KEYSTONE/AP OREGON DEPARTMENT OF FISH AND WILDLIFE/UNCREDITED

(sda-ats)

I Cantoni Ticino e Grigioni hanno emanato oggi di comune accordo una decisione di abbattimento del lupo maschio M75, reo di aver ucciso complessivamente 40 pecore nelle valli Bregaglia, Mesolcina e Leventina tra il 21 gennaio e l'8 febbraio 2017.

La durata dell'autorizzazione - subito deplorata dal WWF - è limitata a 60 giorni.

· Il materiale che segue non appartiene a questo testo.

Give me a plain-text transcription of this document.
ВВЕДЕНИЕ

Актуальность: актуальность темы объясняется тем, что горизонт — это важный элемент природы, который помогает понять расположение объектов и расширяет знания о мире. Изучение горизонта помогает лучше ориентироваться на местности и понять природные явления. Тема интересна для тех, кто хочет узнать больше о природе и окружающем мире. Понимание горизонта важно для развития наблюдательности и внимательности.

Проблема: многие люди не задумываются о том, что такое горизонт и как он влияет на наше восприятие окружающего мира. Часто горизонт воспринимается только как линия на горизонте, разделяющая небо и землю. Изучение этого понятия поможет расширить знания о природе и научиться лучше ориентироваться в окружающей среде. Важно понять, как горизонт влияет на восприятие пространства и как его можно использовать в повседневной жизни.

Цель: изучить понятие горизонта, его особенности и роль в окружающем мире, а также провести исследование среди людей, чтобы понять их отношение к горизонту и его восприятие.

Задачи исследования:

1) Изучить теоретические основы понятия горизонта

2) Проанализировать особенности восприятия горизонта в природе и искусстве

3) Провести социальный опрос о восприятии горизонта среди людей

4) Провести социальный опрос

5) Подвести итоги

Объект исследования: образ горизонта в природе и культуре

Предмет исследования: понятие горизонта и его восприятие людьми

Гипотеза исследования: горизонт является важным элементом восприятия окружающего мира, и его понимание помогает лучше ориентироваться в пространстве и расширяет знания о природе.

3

In tre casi, più precisamente quelli verificatisi a Stampa (Bregaglia, GR), Faido (Leventina, TI) e Cama (Mesolcina, GR), in base ad analisi genetiche è stato possibile attribuire gli attacchi allo stesso lupo M75, scrive in una nota l'Ufficio per la caccia e la pesca dei Grigioni. Da parte sua, l'ufficio omologo ticinese elenca nel comunicato diramato a Bellinzona tutte le "predazioni" attribuite all'animale a partire dal 21 gennaio in Bregaglia.

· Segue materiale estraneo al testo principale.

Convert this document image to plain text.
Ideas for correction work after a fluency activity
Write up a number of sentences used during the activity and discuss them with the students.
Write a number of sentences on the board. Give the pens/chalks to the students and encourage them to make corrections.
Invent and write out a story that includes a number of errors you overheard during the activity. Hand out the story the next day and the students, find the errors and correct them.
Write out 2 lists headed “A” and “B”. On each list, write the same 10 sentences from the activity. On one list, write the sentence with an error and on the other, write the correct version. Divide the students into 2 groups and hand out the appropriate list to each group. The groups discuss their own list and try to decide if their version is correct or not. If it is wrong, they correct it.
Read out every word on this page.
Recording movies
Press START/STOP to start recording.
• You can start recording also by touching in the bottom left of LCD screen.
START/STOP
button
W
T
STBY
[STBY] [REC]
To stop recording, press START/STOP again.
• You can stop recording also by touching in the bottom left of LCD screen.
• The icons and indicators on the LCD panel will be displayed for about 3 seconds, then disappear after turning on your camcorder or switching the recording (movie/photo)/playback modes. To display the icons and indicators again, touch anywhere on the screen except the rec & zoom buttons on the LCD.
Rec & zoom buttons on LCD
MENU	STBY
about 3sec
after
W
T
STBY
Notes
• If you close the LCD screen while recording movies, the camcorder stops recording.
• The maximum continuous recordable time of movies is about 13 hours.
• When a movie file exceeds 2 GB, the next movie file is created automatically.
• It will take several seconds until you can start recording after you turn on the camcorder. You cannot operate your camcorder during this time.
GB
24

In virtù dell'articolo 9 bis dell'Ordinanza federale sulla caccia - scrivono i due Cantoni - può essere rilasciata un'autorizzazione di abbattimento per singoli lupi una volta superata la soglia di 25 animali da reddito predati da un singolo esemplare nell'arco di un mese "nel suo areale abituale di attività".

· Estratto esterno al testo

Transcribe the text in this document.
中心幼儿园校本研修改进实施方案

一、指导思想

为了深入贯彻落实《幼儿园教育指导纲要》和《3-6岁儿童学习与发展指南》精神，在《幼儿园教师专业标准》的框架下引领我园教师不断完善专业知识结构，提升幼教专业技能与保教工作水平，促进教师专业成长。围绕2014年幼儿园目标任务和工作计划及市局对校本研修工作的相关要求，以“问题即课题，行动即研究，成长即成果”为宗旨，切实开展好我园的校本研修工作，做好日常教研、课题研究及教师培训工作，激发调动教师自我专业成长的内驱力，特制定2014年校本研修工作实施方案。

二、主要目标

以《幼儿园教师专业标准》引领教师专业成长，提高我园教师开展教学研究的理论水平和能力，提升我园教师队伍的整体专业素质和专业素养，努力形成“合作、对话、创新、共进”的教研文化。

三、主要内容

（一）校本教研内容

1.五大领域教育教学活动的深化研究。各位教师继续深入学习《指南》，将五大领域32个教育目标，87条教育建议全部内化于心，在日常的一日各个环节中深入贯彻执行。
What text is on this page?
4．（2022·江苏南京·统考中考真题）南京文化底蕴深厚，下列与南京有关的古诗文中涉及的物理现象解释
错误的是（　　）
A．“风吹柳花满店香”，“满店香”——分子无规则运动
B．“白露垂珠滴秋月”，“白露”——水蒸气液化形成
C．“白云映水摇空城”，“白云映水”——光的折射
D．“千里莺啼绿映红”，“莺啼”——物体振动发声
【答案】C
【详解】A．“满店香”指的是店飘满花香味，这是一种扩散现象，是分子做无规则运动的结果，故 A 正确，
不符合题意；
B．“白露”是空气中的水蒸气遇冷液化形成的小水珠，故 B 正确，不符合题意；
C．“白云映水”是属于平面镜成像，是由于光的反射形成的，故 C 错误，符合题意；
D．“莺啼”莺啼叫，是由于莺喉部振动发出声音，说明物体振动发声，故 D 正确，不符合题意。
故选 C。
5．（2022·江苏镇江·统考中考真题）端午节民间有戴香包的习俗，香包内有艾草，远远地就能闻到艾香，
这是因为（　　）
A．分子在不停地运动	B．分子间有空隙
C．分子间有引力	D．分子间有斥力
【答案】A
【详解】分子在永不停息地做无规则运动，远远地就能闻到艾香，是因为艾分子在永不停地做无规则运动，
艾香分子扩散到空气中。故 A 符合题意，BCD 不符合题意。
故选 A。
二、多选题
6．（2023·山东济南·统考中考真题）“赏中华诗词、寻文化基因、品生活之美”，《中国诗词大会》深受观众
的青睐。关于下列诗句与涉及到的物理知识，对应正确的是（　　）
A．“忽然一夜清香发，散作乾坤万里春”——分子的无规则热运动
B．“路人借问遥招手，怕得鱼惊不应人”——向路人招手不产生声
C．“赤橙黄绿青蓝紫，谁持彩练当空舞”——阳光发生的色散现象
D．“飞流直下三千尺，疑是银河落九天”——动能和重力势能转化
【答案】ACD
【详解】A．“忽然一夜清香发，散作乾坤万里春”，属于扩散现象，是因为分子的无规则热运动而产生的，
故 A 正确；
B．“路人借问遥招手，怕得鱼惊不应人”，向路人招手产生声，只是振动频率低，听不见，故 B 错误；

Il Canton Grigioni precisa che oltre alle due valli meridionali retiche di Mesolcina e Bregaglia anche la Surselva viene inserita nel perimetro di abbattimento, essendoci "buone possibilità" che il lupo M75 sia responsabile anche dell'attacco a sette pecore avvenuto il 18 febbraio 2017 a Trun.

L'autorizzazione a uccidere il predatore ha già suscitato le proteste del WWF. In una nota, l'organizzazione ambientalista afferma che si riserva il diritto di adire alla giustizia. Secondo il WWF, "sembra che il Ticino non abbia rispettato il criteri della Confederazione per quanto concerne le misure di protezione delle greggi".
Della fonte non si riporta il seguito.